Estilismo con mensaje
El cine estadounidense de los setenta fue grande y perdurable por diversos motivos, no solamente por tener como eje fundamental a una sociedad en conflicto, convulsionada, golpeada desde diversos ángulos (crisis 1971-1973, con rebotes posteriores). En Mátalos suavemente, de ínfulas setenteras, el australiano Andrew Dominik -el de Chopper y la pretenciosa El asesinato de Jesse James por el cobarde Robert Ford- hace un ejercicio de simulación y adaptación. La novela original (Cogan's Trade, de George V. Higgins) transcurría en Boston en 1974, pero Dominik sitúa la acción de su película en la Nueva Orleáns post Katrina durante la crisis financiera de 2008. La historia es simple: un golpe a un garito de juego manejado por mafiosos y las posteriores represalias. Vemos el trabajo de ladrones, asesinos a sueldo e intermediarios, y apenas se ven mujeres en la película. No hay mucho más, pero con materiales de base no mucho más complicados se hicieron grandes policiales en los setenta: Prime Cut, Charley Varrick, The Seven-Ups, entre muchas otras. Pero Dominik no confía en la historia ni en su relato. Tal vez, a juzgar por su cine espástico, no confíe en la narrativa en absoluto, aunque no se decida a abandonarla con coraje. Y entonces recarga y recarga el estilo. Y hasta logra un festival de la exageración en un actor de buenos antecedentes como James Gandolfini. Y riega todo con unos montajes pretendidamente cancheros, de ángulos múltiples y ralentis que harían sonrojar a los menos inspirados imitadores de Tarantino del siglo pasado. El cancherismo de Dominik es viejo: un personaje se droga con heroína y las imágenes y los sonidos (incluidos fragmentos de la canción de Lou Reed) son dignos de MTV de 1990. Dedicarse a mostrar planos cercanos de vómitos bajo la lluvia y de masa encefálica fuera de su lugar es, a estas alturas del gore, infantilismo cinematográfico, un capricho.
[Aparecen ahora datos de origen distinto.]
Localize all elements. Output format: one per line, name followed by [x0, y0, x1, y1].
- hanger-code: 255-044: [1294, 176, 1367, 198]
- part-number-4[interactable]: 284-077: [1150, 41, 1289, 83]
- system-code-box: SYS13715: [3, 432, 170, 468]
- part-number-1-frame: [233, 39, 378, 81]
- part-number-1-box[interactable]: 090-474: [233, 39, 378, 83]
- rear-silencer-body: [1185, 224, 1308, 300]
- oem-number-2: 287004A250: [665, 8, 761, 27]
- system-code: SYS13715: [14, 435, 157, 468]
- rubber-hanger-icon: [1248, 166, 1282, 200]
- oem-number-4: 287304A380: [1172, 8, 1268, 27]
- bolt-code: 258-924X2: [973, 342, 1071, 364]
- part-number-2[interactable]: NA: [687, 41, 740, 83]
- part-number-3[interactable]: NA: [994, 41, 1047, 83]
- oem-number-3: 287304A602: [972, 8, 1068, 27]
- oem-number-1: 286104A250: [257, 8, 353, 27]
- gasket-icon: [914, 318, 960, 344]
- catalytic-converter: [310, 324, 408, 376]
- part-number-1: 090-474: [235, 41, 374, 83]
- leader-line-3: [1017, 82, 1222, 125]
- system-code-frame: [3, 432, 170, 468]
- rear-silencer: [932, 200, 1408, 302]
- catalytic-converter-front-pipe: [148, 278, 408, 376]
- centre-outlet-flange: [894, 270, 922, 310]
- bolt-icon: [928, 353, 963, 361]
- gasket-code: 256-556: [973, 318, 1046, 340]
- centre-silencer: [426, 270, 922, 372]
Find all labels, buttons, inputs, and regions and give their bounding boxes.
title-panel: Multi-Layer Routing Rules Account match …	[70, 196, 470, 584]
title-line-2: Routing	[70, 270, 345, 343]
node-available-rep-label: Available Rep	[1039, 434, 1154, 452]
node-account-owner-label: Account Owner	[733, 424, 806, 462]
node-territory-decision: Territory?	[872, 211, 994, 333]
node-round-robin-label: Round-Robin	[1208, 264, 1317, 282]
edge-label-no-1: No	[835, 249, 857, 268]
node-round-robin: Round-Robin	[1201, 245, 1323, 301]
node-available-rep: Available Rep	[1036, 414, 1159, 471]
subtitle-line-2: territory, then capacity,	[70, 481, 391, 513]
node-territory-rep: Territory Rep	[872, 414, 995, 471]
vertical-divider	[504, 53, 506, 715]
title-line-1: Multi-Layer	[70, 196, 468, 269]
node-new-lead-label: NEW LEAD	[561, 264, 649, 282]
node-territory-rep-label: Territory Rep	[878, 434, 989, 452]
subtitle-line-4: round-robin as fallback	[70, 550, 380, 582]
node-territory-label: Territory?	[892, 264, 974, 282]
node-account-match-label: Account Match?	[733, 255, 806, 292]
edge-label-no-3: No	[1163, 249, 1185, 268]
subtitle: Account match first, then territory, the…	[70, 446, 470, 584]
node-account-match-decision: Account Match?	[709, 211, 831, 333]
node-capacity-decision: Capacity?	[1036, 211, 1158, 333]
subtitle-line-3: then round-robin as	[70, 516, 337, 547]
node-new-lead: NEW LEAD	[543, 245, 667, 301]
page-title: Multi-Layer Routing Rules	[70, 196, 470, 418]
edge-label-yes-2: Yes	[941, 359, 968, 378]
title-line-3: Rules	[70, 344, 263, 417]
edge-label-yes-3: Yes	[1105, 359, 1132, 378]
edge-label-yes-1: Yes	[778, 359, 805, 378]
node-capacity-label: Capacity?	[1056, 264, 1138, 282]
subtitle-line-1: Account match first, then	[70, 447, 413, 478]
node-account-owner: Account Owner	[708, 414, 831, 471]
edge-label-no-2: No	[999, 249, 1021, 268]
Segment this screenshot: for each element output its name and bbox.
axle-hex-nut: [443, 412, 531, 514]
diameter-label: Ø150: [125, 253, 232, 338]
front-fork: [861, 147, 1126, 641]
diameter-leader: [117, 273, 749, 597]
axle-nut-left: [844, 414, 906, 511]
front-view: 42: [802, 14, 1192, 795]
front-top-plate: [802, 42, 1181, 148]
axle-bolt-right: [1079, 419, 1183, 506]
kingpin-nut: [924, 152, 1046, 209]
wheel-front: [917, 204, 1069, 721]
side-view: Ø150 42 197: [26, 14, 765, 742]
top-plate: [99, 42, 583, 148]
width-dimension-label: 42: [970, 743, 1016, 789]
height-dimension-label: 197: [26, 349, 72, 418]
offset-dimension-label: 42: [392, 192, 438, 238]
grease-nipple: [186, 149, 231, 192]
¿Y Brad Pitt? Entra a la película después de un rato, con Johnny Cash -un narrador mucho más fluido que Dominik- de fondo. Tiene una filosa conversación con Richard Jenkins -uno de esos actores cruciales, con la eficiencia como base innegociable- mientras el descalabro del barroquismo estético toma un descanso. En ese momento, el relato parece encaminarse. Pero la ilusión dura poco: enseguida vuelven el exhibicionismo del montaje y el regodeo en cualquier elemento inflado de autoimportancia, como toda la línea Gandolfini y sus interminables conversaciones con Pitt, o las reflexiones de Pitt sobre los asesinatos y unas cuantas cosas más. Sobre el final, por si no hubiera machacado una y otra vez con discursos de George W. Bush y el en ese entonces candidato Obama, Dominik cree que no quedó claro "el mensaje" de su película y lo dice una vez más, de manera lineal y a prueba de distraídos. Si el cine de los setenta podía ser sofisticado de forma seca y brutal para contar la crisis del capitalismo desde su corazón, Dominik prueba que al trabajar solamente sobre la superficie, al no creer en lo que cuenta sino meramente en repetir algo que está claro desde el principio, la narrativa se estanca bajo la vana búsqueda de la creación de climas y el estilismo de cáscara moderna. El periplo es vacío, pero sin angustia: el tedio se impone. Y lo que se pretende crítico se reduce al contenido de una pancarta verbalizado justo antes de los créditos.